Ele é uma das melhores lembranças da minha meninice, uma figura magra, quase esquálida, pintor de paredes por profissão, o mais requisitado do meu bairro, não por ser o melhor, mas por ser o mais simpático, amigo de todos.
Seu nome verdadeiro não me lembro e duvido que alguém fora da família dele se lembre, pois todos o conheciam pelo apelido - Mascote.
Estudos ele pouco tinha, sabia ler e escrever, mas imaginação tinha demais, todos os meninos da vizinhança sempre estavam perto para ouvir suas histórias, piadas e adivinhações, nos constantes intervalos que ele fazia no trabalho, quando ele adorava tomar um café enquanto se acocorava no meio dos meninos, e entre um gole e outro inventar histórias, tramas refinadas, que faziam rir ou causavam espanto, prendendo a atenção dos meninos. Era um tempo em que a televisão já exercia o controle das mentes infantis e juvenis.
Quando sabíamos que ele estava pela vizinhança, eu e meu irmão menor sempre íamos ter com ele, alegria maior então era quando nossa casa ia ser pintada, era garantia de diversão certa e uma dor de cabeça para minha mãe nos mandar para a escola, pois sempre queríamos estar perto do Mascote, sorvendo suas histórias e tentando acertar suas charadas. Seu contos eram inspirados na mesclagem dos livros de bolso com adaptações da realidade nordestina, passando por princesas de países distantes e tudo mais que a imaginação dele permitia.
O tempo foi passando, fomos crescendo e Mascote envelhecendo, claro que fomos perdendo pouco a pouco o interesse pelas histórias, que agora pareciam cada vez mais palavras inventadas para divertir crianças, mas mesmo assim ainda procurávamos o velho Mascote, só para saber como ele estava, continuava na sua profissão de sempre, mas era cada vez mais raro vê-lo trabalhando, pois não tinha mais a elasticidade necessária para subir em muros e escadas para retocar cantos difíceis, e seus próprios filhos é que assumiam a maioria dos trabalhos de pintura, embora ele sempre fosse ajudar e passar sua experiência.
Já adulto, um dia, chegando da faculdade, minha mãe me deu a terrível noticia, Mascote tinha morrido, morrera durante o seu ofício, já bem velho, teve uma ataque cardíaco fulminante enquanto pintava uma parede, seu corpo ficou algumas horas em cima de uma marquise, enquanto conseguiam escadas e pessoas para resgatá-lo.
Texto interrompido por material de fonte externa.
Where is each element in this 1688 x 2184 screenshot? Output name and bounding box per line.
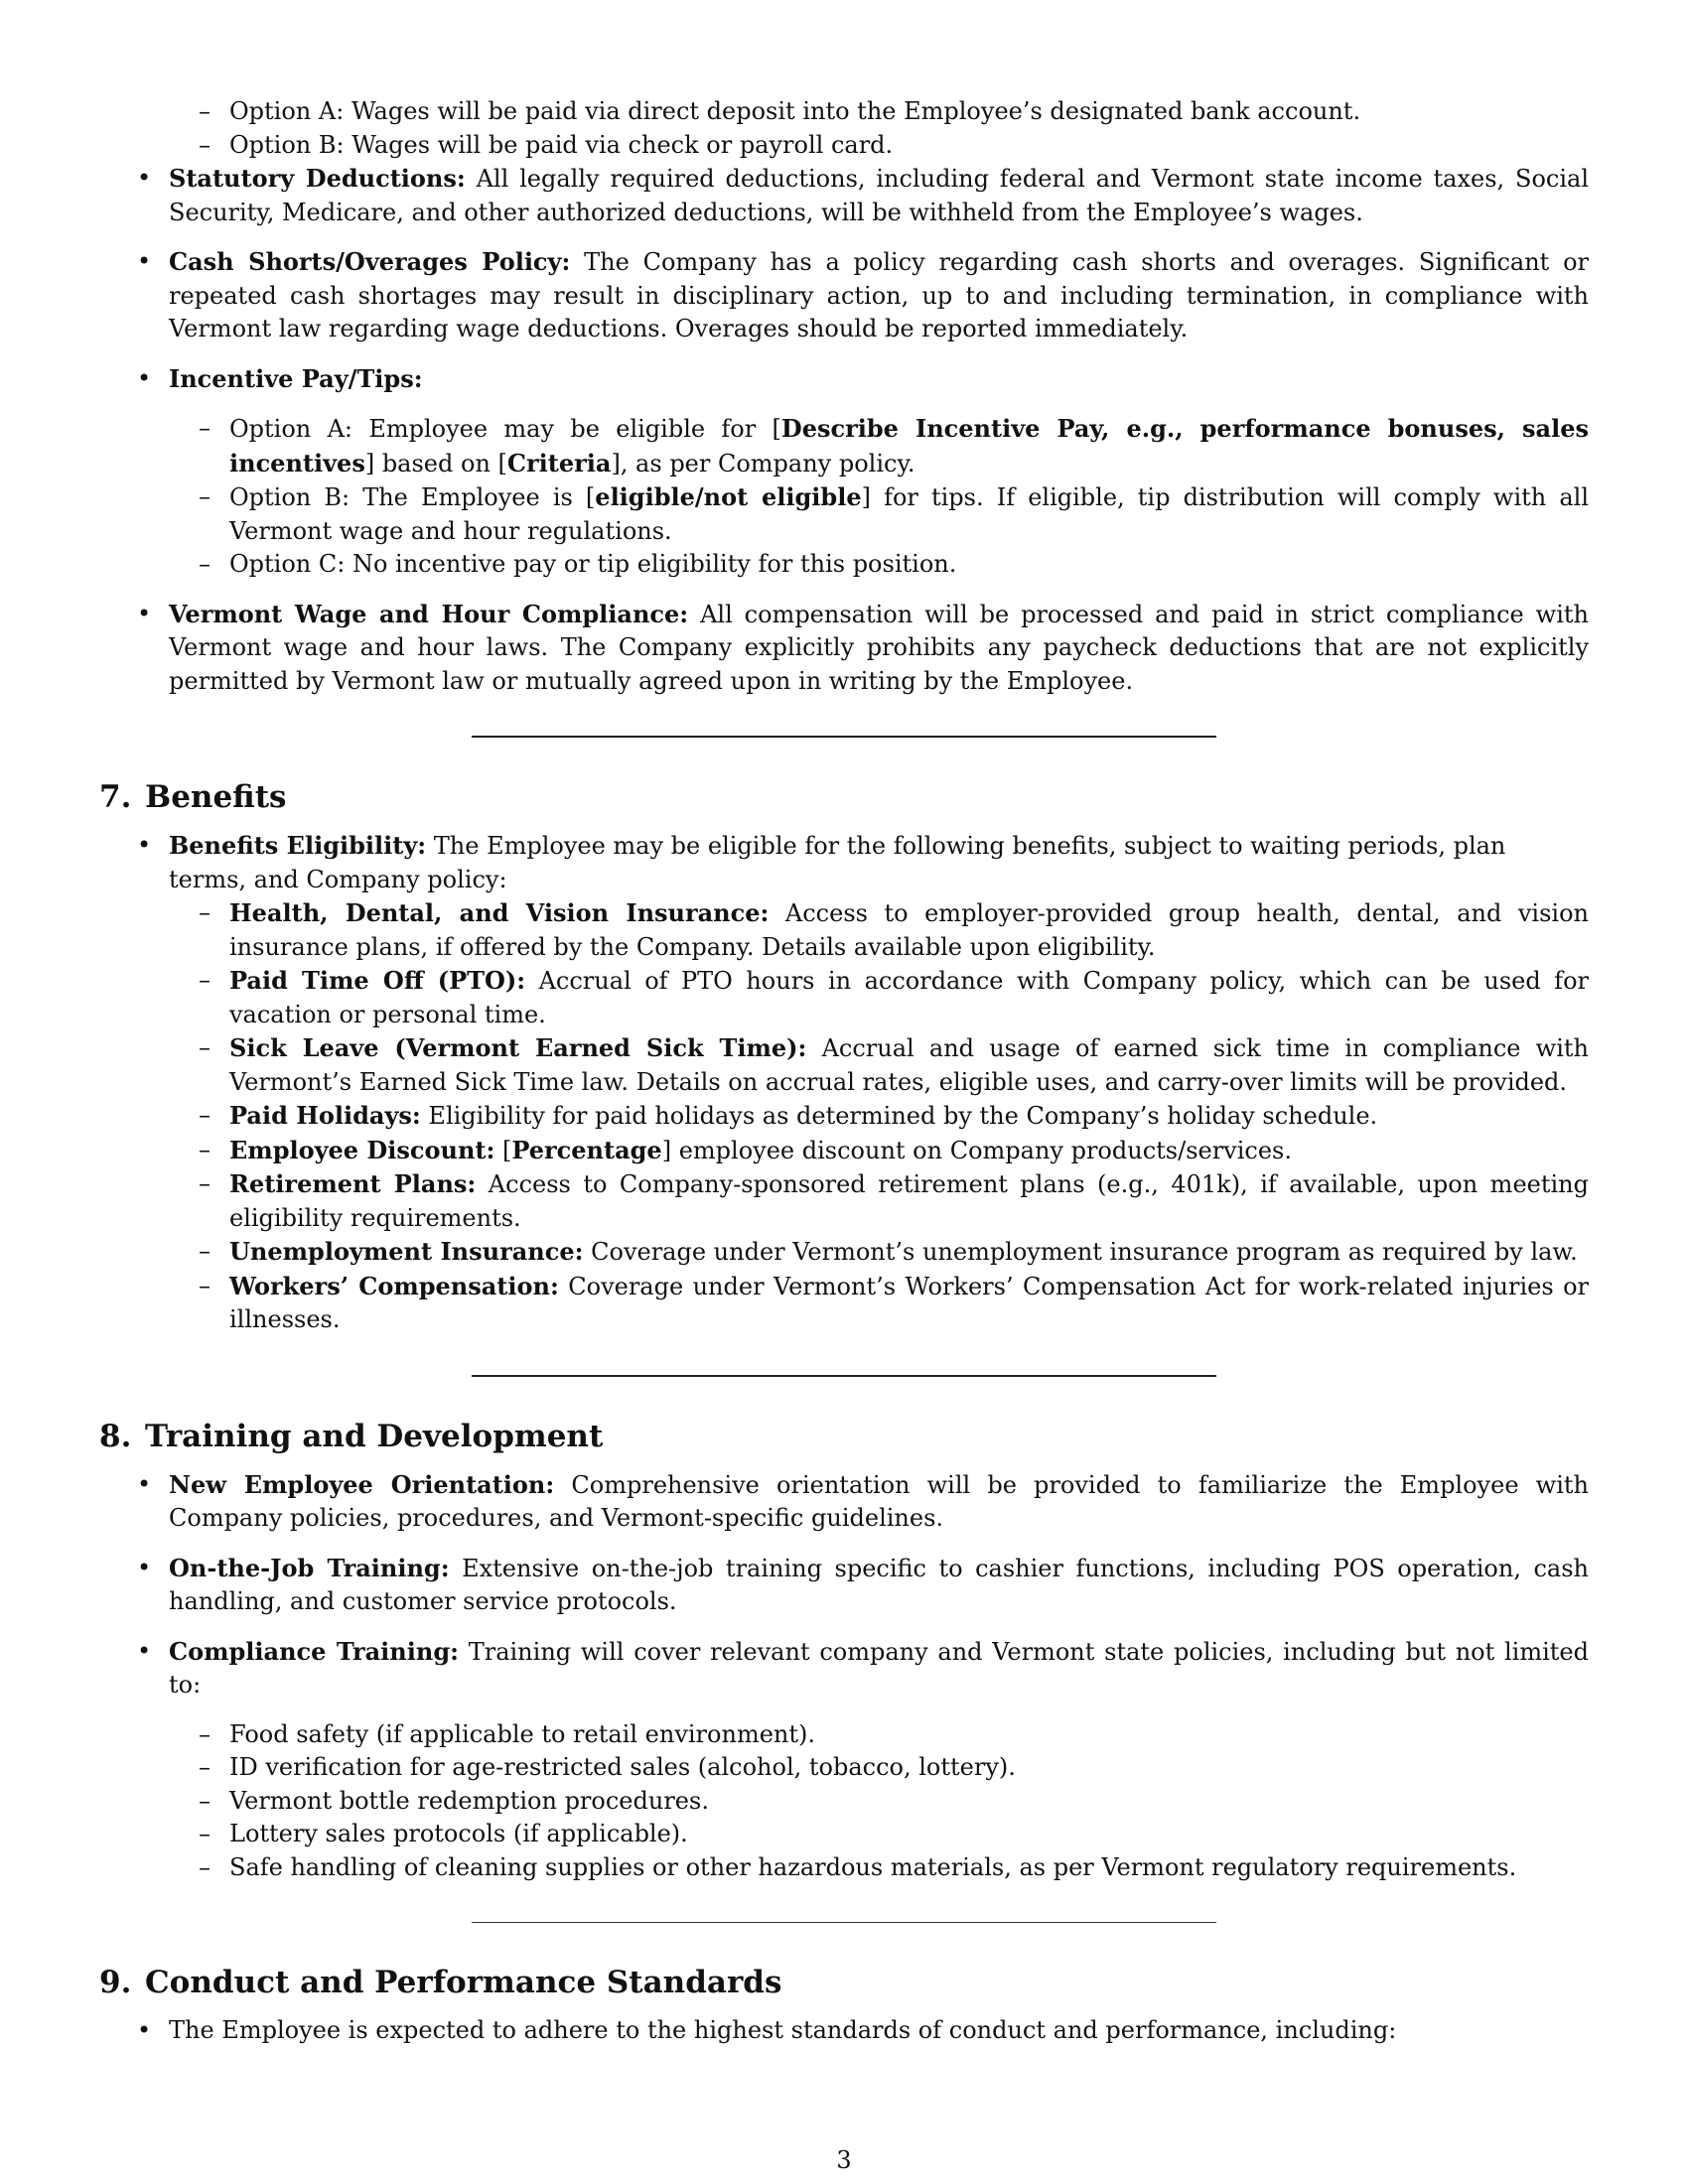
item-label: Sick Leave (Vermont Earned Sick Time):	[229, 1033, 807, 1062]
item-label: Compliance Training:	[169, 1636, 459, 1666]
section-divider	[472, 1922, 1216, 1923]
list-item	[99, 1099, 1589, 1134]
payment-options-list	[169, 95, 1589, 162]
item-text: [	[501, 1136, 512, 1164]
list-item: – Lottery sales protocols (if applicable).	[99, 1818, 1589, 1851]
item-text: Eligibility for paid holidays as determined by the Company’s holiday schedule.	[428, 1102, 1378, 1130]
section-number: 8.	[99, 1418, 132, 1454]
item-text: All legally required deductions, including federal and Vermont state income taxes, Social Security, Medicare, and other authorized deductions, will be withheld from the Employee’s wages.	[169, 165, 1590, 226]
list-item: – Option C: No incentive pay or tip eligibility for this position.	[99, 548, 1589, 582]
item-label: On-the-Job Training:	[169, 1553, 450, 1582]
item-text: Extensive on-the-job training specific to cashier functions, including POS operation, cash handling, and customer service protocols.	[169, 1554, 1589, 1615]
section-number: 7.	[99, 779, 132, 815]
conduct-intro-item: • The Employee is expected to adhere to the highest standards of conduct and performance, including:	[99, 2014, 1589, 2048]
cash-policy-item	[99, 245, 1589, 346]
compensation-bullets	[99, 162, 1589, 698]
item-label: Workers’ Compensation:	[229, 1271, 559, 1300]
list-item	[99, 964, 1589, 1031]
item-label: Incentive Pay/Tips:	[169, 363, 423, 393]
section-heading-training	[99, 1417, 1589, 1456]
list-item	[99, 1235, 1589, 1270]
item-label: Unemployment Insurance:	[229, 1237, 584, 1266]
incentive-pay-item	[99, 362, 1589, 582]
page-number: 3	[836, 2146, 852, 2174]
statutory-deductions-item	[99, 162, 1589, 229]
item-text: The Employee may be eligible for the following benefits, subject to waiting periods, plan terms, and Company policy:	[169, 832, 1506, 893]
compliance-training-item	[99, 1635, 1589, 1885]
item-label: Vermont Wage and Hour Compliance:	[169, 599, 689, 628]
list-item	[99, 480, 1589, 548]
benefits-bullets	[99, 829, 1589, 1337]
orientation-item	[99, 1468, 1589, 1536]
section-divider	[472, 1375, 1216, 1377]
compliance-topics-list	[169, 1718, 1589, 1885]
item-text: Accrual of PTO hours in accordance with Company policy, which can be used for vacation or personal time.	[229, 967, 1589, 1028]
item-text: Coverage under Vermont’s unemployment insurance program as required by law.	[591, 1238, 1578, 1266]
section-heading-benefits	[99, 777, 1589, 817]
list-item: – Option B: Wages will be paid via check or payroll card.	[99, 129, 1589, 163]
placeholder-text: Criteria	[506, 448, 612, 478]
option-text: ] based on [	[364, 449, 507, 478]
section-divider	[472, 736, 1216, 738]
benefits-eligibility-item	[99, 829, 1589, 1337]
item-label: Employee Discount:	[229, 1135, 495, 1164]
list-item	[99, 1031, 1589, 1099]
item-text: Accrual and usage of earned sick time in compliance with Vermont’s Earned Sick Time law. Details on accrual rates, eligible uses, and carry-over limits will be provided.	[229, 1034, 1590, 1096]
item-label: Statutory Deductions:	[169, 164, 466, 193]
placeholder-text: Describe Incentive Pay, e.g., performance bonuses, sales incentives	[229, 414, 1589, 478]
list-item: – Safe handling of cleaning supplies or other hazardous materials, as per Vermont regulatory requirements.	[99, 1851, 1589, 1885]
benefits-list	[169, 896, 1589, 1337]
item-label: Retirement Plans:	[229, 1169, 477, 1198]
section-title: Benefits	[145, 779, 287, 815]
list-item	[99, 1167, 1589, 1235]
incentive-options-list	[169, 412, 1589, 582]
placeholder-text: eligible/not eligible	[595, 482, 862, 511]
option-text: ] for tips. If eligible, tip distribution will comply with all Vermont wage and hour regulations.	[229, 483, 1589, 545]
option-text: ], as per Company policy.	[611, 449, 915, 478]
list-item: – ID verification for age-restricted sales (alcohol, tobacco, lottery).	[99, 1751, 1589, 1785]
item-label: Paid Holidays:	[229, 1101, 421, 1130]
list-item: – Vermont bottle redemption procedures.	[99, 1785, 1589, 1819]
list-item	[99, 412, 1589, 480]
section-number: 9.	[99, 1965, 132, 2000]
item-text: Training will cover relevant company and Vermont state policies, including but not limited to:	[169, 1637, 1589, 1699]
section-title: Training and Development	[145, 1418, 604, 1454]
list-item	[99, 896, 1589, 964]
item-text: Comprehensive orientation will be provided to familiarize the Employee with Company policies, procedures, and Vermont-specific guidelines.	[169, 1470, 1589, 1532]
list-item	[99, 1134, 1589, 1168]
section-heading-conduct	[99, 1963, 1589, 2002]
list-item: – Option A: Wages will be paid via direct deposit into the Employee’s designated bank account.	[99, 95, 1589, 129]
item-text: Access to Company-sponsored retirement plans (e.g., 401k), if available, upon meeting eligibility requirements.	[229, 1170, 1589, 1232]
item-label: Paid Time Off (PTO):	[229, 966, 526, 995]
document-page	[99, 95, 1589, 2064]
item-label: Cash Shorts/Overages Policy:	[169, 247, 571, 276]
compliance-intro	[169, 1635, 1589, 1703]
section-title: Conduct and Performance Standards	[145, 1965, 782, 2000]
item-text: All compensation will be processed and paid in strict compliance with Vermont wage and hour laws. The Company explicitly prohibits any paycheck deductions that are not explicitly permitted by Vermont law or mutually agreed upon in writing by the Employee.	[169, 600, 1589, 695]
item-label: Benefits Eligibility:	[169, 831, 427, 860]
item-text: Access to employer-provided group health, dental, and vision insurance plans, if offered by the Company. Details available upon eligibility.	[229, 899, 1589, 961]
on-the-job-training-item	[99, 1552, 1589, 1619]
wage-compliance-item	[99, 598, 1589, 699]
list-item: – Food safety (if applicable to retail environment).	[99, 1718, 1589, 1752]
conduct-bullets	[99, 2014, 1589, 2048]
option-text: Option B: The Employee is [	[229, 483, 596, 511]
item-text: ] employee discount on Company products/services.	[661, 1136, 1293, 1164]
item-label: Health, Dental, and Vision Insurance:	[229, 898, 770, 927]
option-text: Option A: Employee may be eligible for [	[229, 415, 781, 443]
placeholder-text: Percentage	[511, 1135, 662, 1164]
item-text: Coverage under Vermont’s Workers’ Compensation Act for work-related injuries or illnesses.	[229, 1272, 1590, 1333]
item-text: The Company has a policy regarding cash shorts and overages. Significant or repeated cash shortages may result in disciplinary action, up to and including termination, in compliance with Vermont law regarding wage deductions. Overages should be reported immediately.	[169, 248, 1589, 342]
training-bullets	[99, 1468, 1589, 1885]
item-label: New Employee Orientation:	[169, 1469, 555, 1499]
list-item	[99, 1270, 1589, 1337]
Seu funeral foi triste e estranho, pois o único que gostava de falar e conversar era justamente o motivo daquela melancólica reunião. Deixou uma viúva e três filhos já criados, todos na mesma profissão do pai, mas sem o talento para cativar os seus clientes.
Creio que onde ele está agora, não precisa mais pintar paredes, mas sem dúvida, está contando histórias para todos os que as quiserem ouvir.